Erstmals Werk von Munch in deutscher Auktion
Ketterer muss dieses Mal dagegen mit hochkarätigen Einzelwerken überzeugen. Bis zu 2,5 Millionen Euro könnte ein Porträt des berühmten androgynen russischen Tänzers Alexander Sacharoff kosten. Es stammt von seinem Landsmann, dem Blauen Reiter Alexej von Jawlensky. Oder das erste Ölgemälde des Norwegers Edvard Munch in einer deutschen Kunstauktion: Das rote Haus aus dem Jahr 1926 ging direkt aus dem Atelier des „Schrei“-Malers in eine Ausstellung in der Kunsthalle Mannheim und ist von den Farben, von der Erhaltung, von der beachtlichen Größe von 1,10 Meter mal 1,30 Meter schlicht ein Hauptwerk.
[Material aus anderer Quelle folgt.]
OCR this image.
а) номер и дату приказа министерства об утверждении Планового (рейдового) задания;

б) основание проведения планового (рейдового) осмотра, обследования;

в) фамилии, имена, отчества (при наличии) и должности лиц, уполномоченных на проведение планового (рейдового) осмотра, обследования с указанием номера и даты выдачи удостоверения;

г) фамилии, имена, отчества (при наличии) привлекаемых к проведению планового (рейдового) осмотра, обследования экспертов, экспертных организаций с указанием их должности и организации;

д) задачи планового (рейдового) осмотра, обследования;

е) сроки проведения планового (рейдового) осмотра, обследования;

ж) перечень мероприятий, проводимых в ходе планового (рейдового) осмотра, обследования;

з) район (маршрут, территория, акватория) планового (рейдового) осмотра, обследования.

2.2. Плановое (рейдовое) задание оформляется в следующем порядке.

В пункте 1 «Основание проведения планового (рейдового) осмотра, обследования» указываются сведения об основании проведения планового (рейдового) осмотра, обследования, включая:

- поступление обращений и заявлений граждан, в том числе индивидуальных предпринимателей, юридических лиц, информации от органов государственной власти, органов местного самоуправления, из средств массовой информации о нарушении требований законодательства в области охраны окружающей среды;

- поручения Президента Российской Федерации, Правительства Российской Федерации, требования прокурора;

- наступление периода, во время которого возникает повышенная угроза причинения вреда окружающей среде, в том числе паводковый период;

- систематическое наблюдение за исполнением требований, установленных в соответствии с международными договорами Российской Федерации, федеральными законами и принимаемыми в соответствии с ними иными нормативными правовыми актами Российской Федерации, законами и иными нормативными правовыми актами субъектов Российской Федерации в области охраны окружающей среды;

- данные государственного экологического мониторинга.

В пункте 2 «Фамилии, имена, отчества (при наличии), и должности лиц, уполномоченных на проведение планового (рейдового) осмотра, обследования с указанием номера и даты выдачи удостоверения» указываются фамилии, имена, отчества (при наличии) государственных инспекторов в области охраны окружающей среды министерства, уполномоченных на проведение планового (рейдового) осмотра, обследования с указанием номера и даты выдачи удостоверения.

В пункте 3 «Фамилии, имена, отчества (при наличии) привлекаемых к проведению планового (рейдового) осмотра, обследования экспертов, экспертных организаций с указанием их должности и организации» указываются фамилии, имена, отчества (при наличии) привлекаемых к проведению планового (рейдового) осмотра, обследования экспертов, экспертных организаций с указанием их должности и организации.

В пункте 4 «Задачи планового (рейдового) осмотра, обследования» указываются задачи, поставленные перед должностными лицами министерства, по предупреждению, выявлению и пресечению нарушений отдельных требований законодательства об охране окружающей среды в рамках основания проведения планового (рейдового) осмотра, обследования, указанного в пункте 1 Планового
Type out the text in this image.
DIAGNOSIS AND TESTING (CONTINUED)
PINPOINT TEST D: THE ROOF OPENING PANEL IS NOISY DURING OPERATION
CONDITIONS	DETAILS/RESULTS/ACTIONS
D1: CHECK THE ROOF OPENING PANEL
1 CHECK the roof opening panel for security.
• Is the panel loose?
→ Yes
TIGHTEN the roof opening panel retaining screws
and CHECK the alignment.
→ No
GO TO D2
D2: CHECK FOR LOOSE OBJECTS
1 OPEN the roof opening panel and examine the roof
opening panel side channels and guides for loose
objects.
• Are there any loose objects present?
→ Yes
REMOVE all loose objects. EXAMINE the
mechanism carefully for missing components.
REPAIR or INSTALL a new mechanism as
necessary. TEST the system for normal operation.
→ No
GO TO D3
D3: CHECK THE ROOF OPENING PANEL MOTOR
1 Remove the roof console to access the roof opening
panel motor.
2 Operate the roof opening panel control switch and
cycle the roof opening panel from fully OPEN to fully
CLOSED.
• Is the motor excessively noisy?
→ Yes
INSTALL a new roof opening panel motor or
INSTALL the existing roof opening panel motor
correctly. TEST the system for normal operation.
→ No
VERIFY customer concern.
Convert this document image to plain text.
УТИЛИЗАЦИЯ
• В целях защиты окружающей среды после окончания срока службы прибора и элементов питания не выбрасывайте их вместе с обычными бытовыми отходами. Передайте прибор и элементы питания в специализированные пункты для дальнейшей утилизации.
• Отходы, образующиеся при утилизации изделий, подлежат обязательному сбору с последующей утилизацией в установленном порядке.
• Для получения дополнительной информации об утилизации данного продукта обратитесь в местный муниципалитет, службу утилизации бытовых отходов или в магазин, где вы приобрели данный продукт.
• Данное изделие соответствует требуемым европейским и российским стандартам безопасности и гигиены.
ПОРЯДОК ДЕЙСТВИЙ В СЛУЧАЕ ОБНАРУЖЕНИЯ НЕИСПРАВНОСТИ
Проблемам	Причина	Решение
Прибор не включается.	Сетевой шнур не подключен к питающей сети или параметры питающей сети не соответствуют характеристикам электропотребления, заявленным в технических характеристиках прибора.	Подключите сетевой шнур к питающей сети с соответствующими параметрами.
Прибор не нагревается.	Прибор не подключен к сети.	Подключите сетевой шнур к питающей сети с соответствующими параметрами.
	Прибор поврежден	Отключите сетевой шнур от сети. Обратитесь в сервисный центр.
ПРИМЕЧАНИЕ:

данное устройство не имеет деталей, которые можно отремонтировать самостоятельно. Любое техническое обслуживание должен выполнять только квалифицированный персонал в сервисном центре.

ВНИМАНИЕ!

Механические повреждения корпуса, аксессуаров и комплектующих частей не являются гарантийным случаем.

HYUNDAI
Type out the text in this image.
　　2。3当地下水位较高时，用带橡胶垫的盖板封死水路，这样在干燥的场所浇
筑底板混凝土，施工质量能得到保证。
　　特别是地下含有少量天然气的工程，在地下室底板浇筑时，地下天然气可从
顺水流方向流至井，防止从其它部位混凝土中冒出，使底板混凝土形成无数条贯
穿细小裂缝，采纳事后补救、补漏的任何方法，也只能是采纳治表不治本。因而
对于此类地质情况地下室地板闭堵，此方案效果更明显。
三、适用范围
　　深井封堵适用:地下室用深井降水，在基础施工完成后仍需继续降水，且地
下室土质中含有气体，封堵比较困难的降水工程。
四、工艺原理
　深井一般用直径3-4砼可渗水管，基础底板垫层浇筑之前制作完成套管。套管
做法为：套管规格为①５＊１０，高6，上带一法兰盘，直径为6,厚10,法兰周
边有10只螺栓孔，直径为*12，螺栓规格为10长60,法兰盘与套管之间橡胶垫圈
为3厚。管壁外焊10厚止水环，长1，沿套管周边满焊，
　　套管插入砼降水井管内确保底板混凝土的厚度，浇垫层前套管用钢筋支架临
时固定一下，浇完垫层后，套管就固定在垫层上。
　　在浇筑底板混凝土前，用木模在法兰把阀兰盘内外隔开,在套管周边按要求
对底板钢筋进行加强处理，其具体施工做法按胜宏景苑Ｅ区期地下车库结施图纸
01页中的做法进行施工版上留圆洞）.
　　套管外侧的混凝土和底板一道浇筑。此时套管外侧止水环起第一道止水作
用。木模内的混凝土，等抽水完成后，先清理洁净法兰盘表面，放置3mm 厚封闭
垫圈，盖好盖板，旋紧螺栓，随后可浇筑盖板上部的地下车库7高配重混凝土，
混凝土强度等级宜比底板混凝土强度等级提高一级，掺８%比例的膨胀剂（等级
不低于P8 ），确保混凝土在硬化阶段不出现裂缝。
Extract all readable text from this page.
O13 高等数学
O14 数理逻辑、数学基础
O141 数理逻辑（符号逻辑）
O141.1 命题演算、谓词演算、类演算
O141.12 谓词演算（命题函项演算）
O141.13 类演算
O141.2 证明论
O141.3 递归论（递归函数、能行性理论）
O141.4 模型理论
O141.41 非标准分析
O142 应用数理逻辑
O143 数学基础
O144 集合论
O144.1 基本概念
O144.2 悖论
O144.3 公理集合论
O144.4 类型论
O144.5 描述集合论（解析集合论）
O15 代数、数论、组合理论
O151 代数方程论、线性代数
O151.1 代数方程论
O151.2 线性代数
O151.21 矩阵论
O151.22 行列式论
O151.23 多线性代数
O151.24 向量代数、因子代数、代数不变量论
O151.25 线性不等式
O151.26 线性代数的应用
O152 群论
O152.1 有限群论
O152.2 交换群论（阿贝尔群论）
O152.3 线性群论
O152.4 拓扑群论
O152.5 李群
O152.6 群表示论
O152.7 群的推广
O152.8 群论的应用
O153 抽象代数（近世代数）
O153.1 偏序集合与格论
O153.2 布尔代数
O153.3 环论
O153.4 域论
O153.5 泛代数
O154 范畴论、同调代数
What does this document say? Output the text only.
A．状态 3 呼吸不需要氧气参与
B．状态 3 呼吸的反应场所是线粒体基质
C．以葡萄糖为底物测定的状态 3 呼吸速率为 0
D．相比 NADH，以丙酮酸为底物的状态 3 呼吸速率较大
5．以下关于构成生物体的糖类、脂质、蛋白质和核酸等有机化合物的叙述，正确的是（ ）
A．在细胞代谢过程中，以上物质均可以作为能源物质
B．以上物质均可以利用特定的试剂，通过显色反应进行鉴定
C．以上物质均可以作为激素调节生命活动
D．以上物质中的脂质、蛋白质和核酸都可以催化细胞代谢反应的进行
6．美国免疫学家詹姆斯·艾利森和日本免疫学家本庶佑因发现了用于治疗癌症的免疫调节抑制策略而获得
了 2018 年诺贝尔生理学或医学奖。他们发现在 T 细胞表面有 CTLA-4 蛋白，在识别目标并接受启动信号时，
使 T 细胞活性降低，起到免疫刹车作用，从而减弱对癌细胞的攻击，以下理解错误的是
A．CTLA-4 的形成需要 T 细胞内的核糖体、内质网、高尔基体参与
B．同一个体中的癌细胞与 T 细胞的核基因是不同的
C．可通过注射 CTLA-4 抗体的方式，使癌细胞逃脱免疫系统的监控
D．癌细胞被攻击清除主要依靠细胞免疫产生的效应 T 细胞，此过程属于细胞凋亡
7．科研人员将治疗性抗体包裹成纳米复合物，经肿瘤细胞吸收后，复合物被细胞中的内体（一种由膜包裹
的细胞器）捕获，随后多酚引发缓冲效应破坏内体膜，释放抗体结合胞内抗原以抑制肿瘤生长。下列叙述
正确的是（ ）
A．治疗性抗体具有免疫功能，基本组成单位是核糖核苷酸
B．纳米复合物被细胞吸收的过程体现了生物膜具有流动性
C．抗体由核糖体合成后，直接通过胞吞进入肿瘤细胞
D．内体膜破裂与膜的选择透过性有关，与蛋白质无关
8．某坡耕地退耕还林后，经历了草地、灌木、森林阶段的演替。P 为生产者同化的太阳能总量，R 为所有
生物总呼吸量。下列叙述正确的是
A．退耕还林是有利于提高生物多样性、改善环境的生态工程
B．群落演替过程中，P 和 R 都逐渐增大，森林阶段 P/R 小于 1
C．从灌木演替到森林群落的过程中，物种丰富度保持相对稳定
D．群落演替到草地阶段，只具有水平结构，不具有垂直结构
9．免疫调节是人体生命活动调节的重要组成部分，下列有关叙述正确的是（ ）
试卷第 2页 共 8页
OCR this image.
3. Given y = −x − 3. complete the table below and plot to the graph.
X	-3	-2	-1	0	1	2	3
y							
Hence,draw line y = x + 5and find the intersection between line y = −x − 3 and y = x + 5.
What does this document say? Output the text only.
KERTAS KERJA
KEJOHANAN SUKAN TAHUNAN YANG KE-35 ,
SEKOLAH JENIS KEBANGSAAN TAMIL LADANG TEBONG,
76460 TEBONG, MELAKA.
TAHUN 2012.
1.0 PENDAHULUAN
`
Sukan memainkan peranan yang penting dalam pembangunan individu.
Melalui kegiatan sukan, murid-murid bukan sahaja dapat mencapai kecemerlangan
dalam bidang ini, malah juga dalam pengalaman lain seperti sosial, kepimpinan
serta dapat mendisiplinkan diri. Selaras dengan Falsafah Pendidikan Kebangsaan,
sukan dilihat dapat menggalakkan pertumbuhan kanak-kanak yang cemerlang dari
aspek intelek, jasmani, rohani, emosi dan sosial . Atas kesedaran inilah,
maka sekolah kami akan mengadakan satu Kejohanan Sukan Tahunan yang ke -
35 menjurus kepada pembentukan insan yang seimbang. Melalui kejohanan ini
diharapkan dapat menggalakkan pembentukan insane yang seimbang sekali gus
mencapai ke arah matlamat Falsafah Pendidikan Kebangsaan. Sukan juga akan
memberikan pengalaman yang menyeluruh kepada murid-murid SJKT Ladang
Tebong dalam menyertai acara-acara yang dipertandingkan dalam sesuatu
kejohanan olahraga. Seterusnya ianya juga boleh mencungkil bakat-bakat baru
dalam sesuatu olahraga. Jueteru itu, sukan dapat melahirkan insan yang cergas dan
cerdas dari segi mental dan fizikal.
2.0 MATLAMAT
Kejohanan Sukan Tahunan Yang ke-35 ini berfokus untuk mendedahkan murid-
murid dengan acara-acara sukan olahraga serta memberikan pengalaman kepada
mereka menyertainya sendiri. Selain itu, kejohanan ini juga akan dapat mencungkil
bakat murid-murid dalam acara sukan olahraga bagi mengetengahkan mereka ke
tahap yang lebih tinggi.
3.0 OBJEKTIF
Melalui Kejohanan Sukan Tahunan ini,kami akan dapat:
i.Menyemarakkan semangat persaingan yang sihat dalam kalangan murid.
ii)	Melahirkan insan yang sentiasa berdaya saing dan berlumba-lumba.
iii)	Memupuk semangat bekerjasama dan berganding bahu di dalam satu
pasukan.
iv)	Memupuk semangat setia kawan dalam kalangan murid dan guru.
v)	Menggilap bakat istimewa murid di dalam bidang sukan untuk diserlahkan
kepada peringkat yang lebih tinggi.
Geschätzt ist es auf 1,2 bis 1,8 Millionen Euro, sagt Robert Ketterer. „Das ist das erste Mal, dass eine Arbeit von Munch in einer deutschen Auktion aufgerufen wird und die kommt direkt aus Norwegen.“
Wird ein Umsatzrekord in München erwartet?
Um an solche Spitzenwerke zu kommen, muss sich der Kunsthandel über Generationen bewähren. Wer ein Kunstwerk bei einem Auktionshaus oder in einer Galerie erwirbt, bleibt im Fokus der Händler, wird beraten, zu Ausstellungseröffnungen eingeladen. Der Faden sollte nie abreißen.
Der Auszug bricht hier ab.